As the mayor noted, overall crime has been declining in Milwaukee: reported offenses fell from 64,116 in 2012 to 45,173 in 2023 – a decline of 29.5%,” the report found. ‘This logically would have contributed to the decline in arrests,” the WPF noted.
Other factors that may have contributed to the decline in arrests, the report suggested:
-“a nationwide shift in policing tactics after the murder of George Floyd and several other highly publicized incidents involving alleged excessive use of force by police.” The report cited an analysis of traffic stops conducted by the New York Times which found significant declines in traffic stops by both large and small city police departments starting in 2018 or 2019 and persisting into 2023.
-“Declines in sworn staff and unfilled detective positions have diminished MPD’s capacity to make arrests and stops. From December 2018 to May 2024, there was a 16.6% decline in the number of sworn staff actively employed by MPD…

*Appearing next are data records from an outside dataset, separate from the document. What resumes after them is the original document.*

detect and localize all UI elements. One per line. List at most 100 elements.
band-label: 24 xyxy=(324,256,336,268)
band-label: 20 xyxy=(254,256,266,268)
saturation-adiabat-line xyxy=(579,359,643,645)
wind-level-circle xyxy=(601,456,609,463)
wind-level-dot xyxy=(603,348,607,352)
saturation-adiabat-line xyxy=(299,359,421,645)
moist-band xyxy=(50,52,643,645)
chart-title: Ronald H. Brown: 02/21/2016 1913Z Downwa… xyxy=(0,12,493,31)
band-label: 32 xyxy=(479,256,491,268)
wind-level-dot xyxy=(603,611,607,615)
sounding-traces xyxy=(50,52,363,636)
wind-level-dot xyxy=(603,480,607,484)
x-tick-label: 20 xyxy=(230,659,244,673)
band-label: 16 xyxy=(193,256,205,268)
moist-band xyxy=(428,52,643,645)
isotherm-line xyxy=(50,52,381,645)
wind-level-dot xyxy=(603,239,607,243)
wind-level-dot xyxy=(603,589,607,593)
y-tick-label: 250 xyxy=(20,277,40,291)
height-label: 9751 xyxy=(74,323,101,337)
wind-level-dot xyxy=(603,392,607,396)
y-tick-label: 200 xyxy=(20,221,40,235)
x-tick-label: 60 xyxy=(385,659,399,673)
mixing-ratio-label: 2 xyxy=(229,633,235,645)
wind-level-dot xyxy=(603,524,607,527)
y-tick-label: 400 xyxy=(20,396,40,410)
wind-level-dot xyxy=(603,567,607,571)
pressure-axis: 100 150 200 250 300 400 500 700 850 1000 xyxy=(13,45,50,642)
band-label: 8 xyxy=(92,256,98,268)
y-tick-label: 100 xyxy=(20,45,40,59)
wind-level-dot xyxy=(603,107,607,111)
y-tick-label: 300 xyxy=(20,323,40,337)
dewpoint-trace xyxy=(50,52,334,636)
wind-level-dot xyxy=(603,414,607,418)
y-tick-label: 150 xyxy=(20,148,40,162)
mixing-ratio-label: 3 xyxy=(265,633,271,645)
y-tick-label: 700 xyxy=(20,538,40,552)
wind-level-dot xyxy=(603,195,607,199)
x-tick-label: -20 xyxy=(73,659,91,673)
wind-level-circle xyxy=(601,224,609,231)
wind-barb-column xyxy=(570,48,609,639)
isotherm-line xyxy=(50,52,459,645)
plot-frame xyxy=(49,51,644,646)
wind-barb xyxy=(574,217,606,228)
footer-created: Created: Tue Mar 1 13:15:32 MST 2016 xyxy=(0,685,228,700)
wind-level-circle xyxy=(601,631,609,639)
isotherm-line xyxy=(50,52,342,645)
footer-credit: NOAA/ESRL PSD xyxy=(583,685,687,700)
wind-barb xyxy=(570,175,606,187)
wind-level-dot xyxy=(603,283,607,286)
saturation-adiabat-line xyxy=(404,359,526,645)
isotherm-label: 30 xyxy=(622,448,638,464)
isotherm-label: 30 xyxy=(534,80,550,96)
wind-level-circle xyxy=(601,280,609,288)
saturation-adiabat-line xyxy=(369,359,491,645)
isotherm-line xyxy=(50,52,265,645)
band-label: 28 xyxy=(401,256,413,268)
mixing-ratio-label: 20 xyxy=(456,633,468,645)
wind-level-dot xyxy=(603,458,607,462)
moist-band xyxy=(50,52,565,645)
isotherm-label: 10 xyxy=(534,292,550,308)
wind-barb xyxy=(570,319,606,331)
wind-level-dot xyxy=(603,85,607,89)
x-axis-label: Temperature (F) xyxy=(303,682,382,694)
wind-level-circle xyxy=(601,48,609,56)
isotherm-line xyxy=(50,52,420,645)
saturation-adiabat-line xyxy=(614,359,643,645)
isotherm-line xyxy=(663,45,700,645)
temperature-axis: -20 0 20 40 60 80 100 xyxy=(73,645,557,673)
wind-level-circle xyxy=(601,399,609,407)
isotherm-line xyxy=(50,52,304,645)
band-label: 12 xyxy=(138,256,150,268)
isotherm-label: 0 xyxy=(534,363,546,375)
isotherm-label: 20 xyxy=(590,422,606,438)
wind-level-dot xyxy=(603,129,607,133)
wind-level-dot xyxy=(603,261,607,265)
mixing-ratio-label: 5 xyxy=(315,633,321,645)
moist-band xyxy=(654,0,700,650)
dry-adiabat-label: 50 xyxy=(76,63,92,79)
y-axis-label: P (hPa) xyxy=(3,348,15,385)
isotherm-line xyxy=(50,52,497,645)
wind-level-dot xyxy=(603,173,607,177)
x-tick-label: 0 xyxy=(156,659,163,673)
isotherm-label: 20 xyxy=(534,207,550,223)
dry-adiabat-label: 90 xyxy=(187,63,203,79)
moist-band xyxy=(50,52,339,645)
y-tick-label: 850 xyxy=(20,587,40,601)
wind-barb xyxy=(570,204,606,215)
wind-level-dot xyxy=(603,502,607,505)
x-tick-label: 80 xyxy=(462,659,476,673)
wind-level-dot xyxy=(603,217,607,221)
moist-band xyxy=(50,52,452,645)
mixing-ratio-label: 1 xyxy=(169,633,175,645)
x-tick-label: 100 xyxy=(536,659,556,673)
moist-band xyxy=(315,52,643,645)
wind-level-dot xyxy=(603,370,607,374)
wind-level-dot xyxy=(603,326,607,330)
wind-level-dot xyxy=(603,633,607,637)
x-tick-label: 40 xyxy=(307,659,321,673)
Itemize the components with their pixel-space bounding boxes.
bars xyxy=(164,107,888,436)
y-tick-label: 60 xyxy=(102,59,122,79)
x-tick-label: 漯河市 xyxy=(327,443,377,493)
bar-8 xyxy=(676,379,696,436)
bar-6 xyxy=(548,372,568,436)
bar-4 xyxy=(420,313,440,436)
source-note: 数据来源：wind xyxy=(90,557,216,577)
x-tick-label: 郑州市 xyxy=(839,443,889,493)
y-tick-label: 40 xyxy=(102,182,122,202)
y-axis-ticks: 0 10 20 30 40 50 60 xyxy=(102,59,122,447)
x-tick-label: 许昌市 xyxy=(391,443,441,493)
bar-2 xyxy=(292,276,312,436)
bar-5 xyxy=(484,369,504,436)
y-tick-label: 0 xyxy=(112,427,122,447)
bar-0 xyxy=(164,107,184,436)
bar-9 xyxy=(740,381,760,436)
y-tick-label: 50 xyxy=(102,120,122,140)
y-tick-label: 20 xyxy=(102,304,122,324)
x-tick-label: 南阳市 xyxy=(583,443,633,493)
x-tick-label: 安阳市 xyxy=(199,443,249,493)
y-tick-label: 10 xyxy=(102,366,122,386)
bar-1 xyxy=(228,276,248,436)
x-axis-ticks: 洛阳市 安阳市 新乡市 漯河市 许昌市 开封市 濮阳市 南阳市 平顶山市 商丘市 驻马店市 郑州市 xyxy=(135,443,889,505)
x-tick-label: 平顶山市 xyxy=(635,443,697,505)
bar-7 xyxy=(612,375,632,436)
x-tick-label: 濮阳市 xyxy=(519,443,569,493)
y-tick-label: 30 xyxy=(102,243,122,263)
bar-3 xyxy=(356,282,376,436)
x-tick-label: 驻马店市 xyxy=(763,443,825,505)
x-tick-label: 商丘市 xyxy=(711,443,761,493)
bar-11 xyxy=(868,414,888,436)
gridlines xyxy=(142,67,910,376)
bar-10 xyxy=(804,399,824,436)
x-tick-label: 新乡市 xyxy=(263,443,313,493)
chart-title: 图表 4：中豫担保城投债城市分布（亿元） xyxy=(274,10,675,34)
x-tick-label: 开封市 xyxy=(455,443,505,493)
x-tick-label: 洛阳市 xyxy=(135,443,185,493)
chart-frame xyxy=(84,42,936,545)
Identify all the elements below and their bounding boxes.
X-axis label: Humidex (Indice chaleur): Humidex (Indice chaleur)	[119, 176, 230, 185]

-Homicide, aggravated assault, and motor vehicle theft all surged in Milwaukee beginning in 2020. While violent crimes make up a small fraction of all reported offenses, the response to, and investigation of, these crimes require a significant amount of police resources…
-Since 2012, on a per capita basis, Priority 1 calls for service have increased by nearly a third, diminishing MPD’s capacity to conduct proactive policing, as logged instances of proactive policing activity have fallen from nearly 368,000 in 2012 to just under 80,000 in 2023.”
The drop in arrests in Milwaukee was not just linked to the pandemic, the report found, as there was a year-over-year decline in arrests of at least 10% in eight of the last 11 years.
The report concludes that the decline in arrests may reflect “positive changes to the ways officers interact with citizens on a daily basis,” but may also point to a problem: given that the decline exceeds those seen in most peer cities, they “raise the question of whether policymakers should consider steps that will at least halt or perhaps to some extent reverse these trends.”
The report was funded by the Greater Milwaukee Committee and the Argosy Foundation.
Urban Milwaukee also reached out to the Milwaukee Police Department for comment and has not heard back as of publication.